La liberté est en marche…

L’Arabie Saoudite était le dernier pays au monde à interdire le droit de vote aux femmes. Le roi Abdallah (1924-2015) avait promis, en 2011, aux habitantes de son royaume le droit de vote. Il aura fallu attendre quatre ans pour qu’elles l’obtiennent.

Les femmes saoudiennes ont pu se présenter comme candidate et votent aux dernières élections municipales. A la suite de ces élections, 14 Saoudiennes ont été élues le dimanche 13 décembre 2015. C’est le troisième scrutin municipal après celui de 2005 et 2011.

  • Une très faible avancée démocratique

L’avancée est historique, l’enjeu en revanche est limité. Pour cause, les Saoudiens élisent deux tiers des membres des conseils municipaux, le tiers restant étant nommé par le pouvoir de Riyad. Un conseiller municipal en Arabie Saoudite est chargé des travaux d’entretien des voiries, des parcs et des collectes des ordures. En somme, il n’incarne aucun pouvoir politique local.

Lors de ces élections, il y a 2000 sièges de conseiller à pourvoir. Pour ses premières élections ouvertes à tous, seulement 900 ont été candidates. Tandis que les hommes ont été au moins dix fois plus nombreux à se porter candidat, environ 120 000. La différence entre les hommes et les femmes inscrites sur les listes électorales est environ de la même échelle. Les femmes restent une base électorale ultra minoritaire.

Lors de cette désignation, le roi Salmane qui a pris ses fonctions en janvier 2015 pourrait envoyer un message fort en nommant un certain nombre de femmes à ces potes. En 2013, son prédécesseur avait nommé des femmes au Majlis al-Choura, une assemblée consultative dont les membres sont choisis par le roi.

  • Le vote, un parcours de combattante

Dans ce pays régi par des préceptes ultra-rigoristes de l’islam wahhabite, la campagne électorale n’y échappe pas. Il est interdit de faire apparaître le visage d’un candidat ou d’une candidate sur les affiches électorales ou encore, il est interdit pour un candidat quel que soit son sexe de s’adresser à des électeurs du sexe opposé. Les candidats doivent user de porte-parole ou de vidéo. L’utilisation des réseaux sociaux est aussi interdite.

Il est difficile pour les femmes d’arriver au bureau de vote car elles ne peuvent pas conduire, elles sont tributaires d’un homme pour le vote. C’est le seul pays au monde où les femmes sont interdites de conduire. Pour contourner cet obstacle, une association de promotions des femmes, Al-Nahda a noué un partenariat avec Uber.

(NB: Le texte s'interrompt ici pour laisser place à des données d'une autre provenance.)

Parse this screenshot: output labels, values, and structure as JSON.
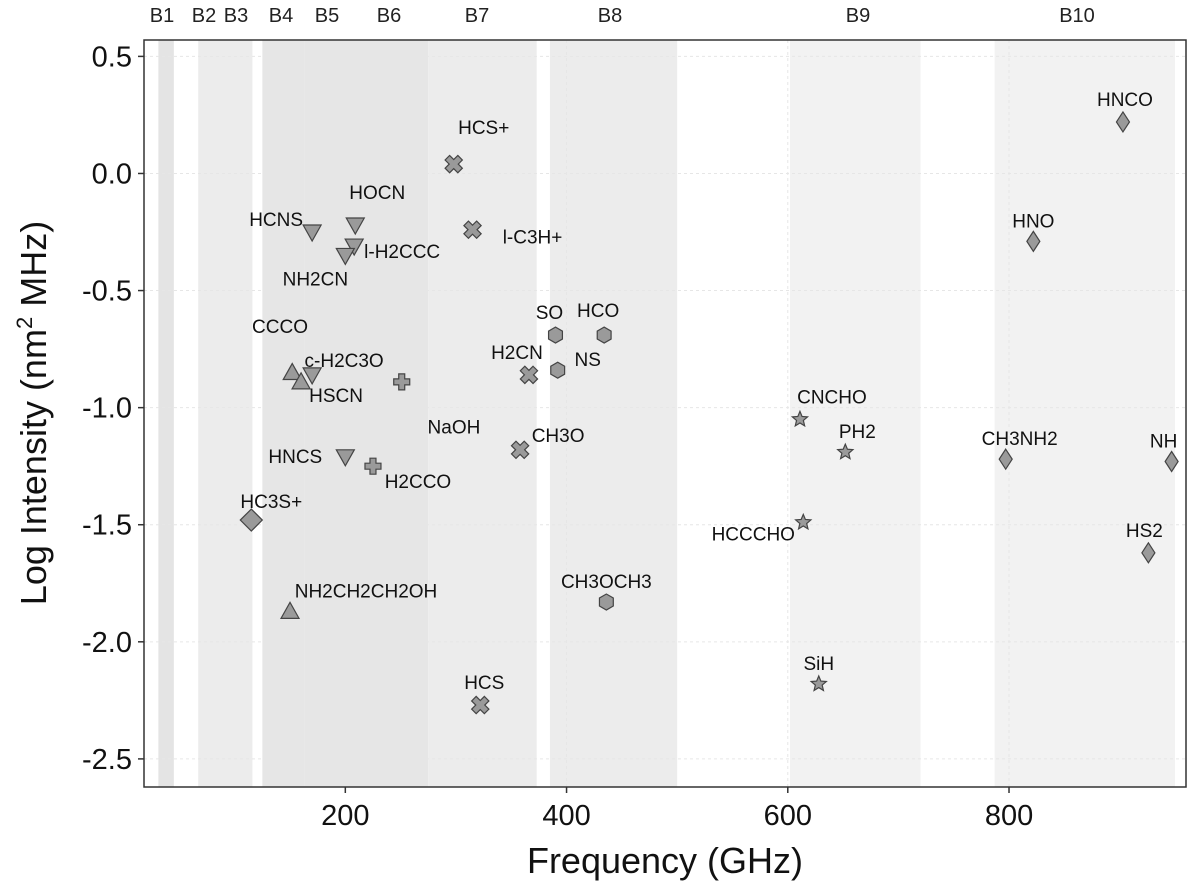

Durant la journée de vote, la compagnie offrait des courses gratuites à toutes les femmes désireuses d’aller accomplir leur devoir électoral.

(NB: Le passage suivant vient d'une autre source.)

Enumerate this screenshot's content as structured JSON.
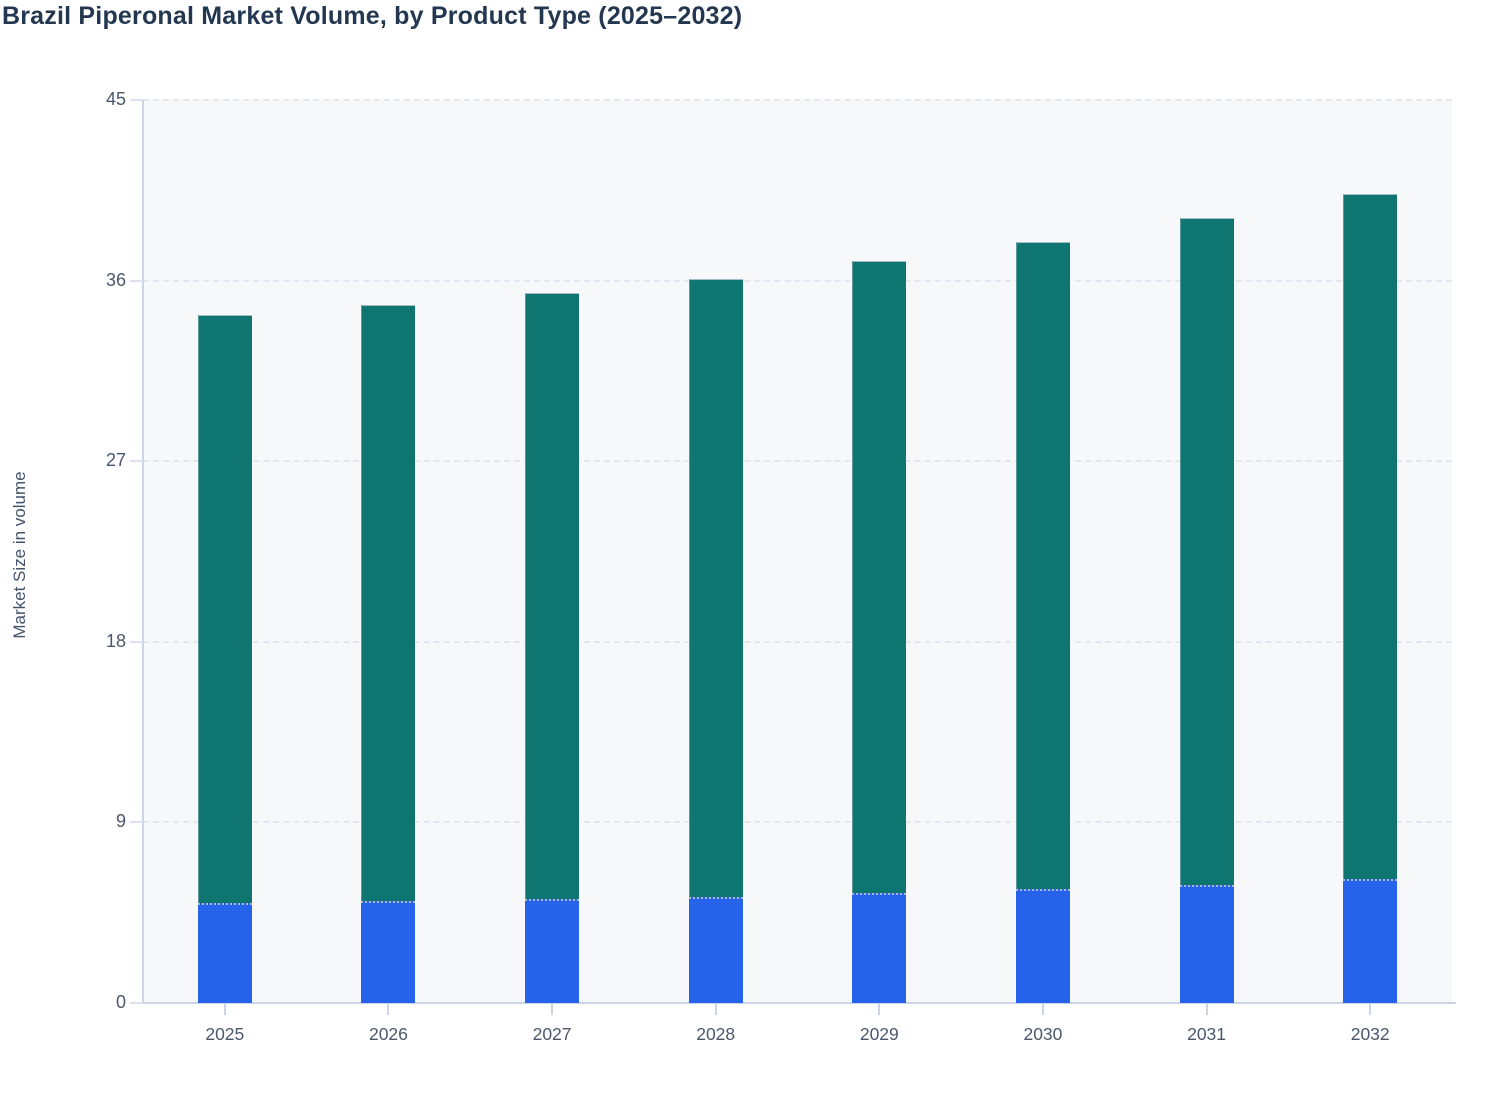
{
  "title": "Brazil Piperonal Market Volume, by Product Type (2025–2032)",
  "chart_data": {
    "type": "bar",
    "stacked": true,
    "title": "Brazil Piperonal Market Volume, by Product Type (2025–2032)",
    "xlabel": "",
    "ylabel": "Market Size in volume",
    "categories": [
      "2025",
      "2026",
      "2027",
      "2028",
      "2029",
      "2030",
      "2031",
      "2032"
    ],
    "series": [
      {
        "name": "blue-series",
        "color": "#2563eb",
        "values": [
          5.0,
          5.1,
          5.2,
          5.3,
          5.5,
          5.7,
          5.9,
          6.2
        ]
      },
      {
        "name": "teal-series",
        "color": "#0e7570",
        "values": [
          29.3,
          29.7,
          30.2,
          30.8,
          31.5,
          32.2,
          33.2,
          34.1
        ]
      }
    ],
    "totals": [
      34.3,
      34.8,
      35.4,
      36.1,
      37.0,
      37.9,
      39.1,
      40.3
    ],
    "ylim": [
      0,
      45
    ],
    "yticks": [
      0,
      9,
      18,
      27,
      36,
      45
    ],
    "grid": true,
    "legend_position": "none"
  },
  "colors": {
    "title_text": "#233750",
    "axis_text": "#4a576b",
    "ylabel_text": "#44536b",
    "axis_line": "#ccd4e8",
    "gridline": "#e4e7ee",
    "plot_background": "#f7f8fa",
    "page_background": "#ffffff",
    "segment_divider": "#aab8d0"
  }
}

Lorsqu’une électrice se présente dans un bureau de vote, elle doit prouver l’endroit où elle habite car le nom inscrit sur un contrat de bail ou de propriété y est inscrit le nom d’un homme. Le certificat familial est l’unique document qui peut prouver le lien qui existe avec l’homme en question. Ces élections sont une avancée à minima pour la démocratie et le droit des femmes dans ce pays ultra conservateur.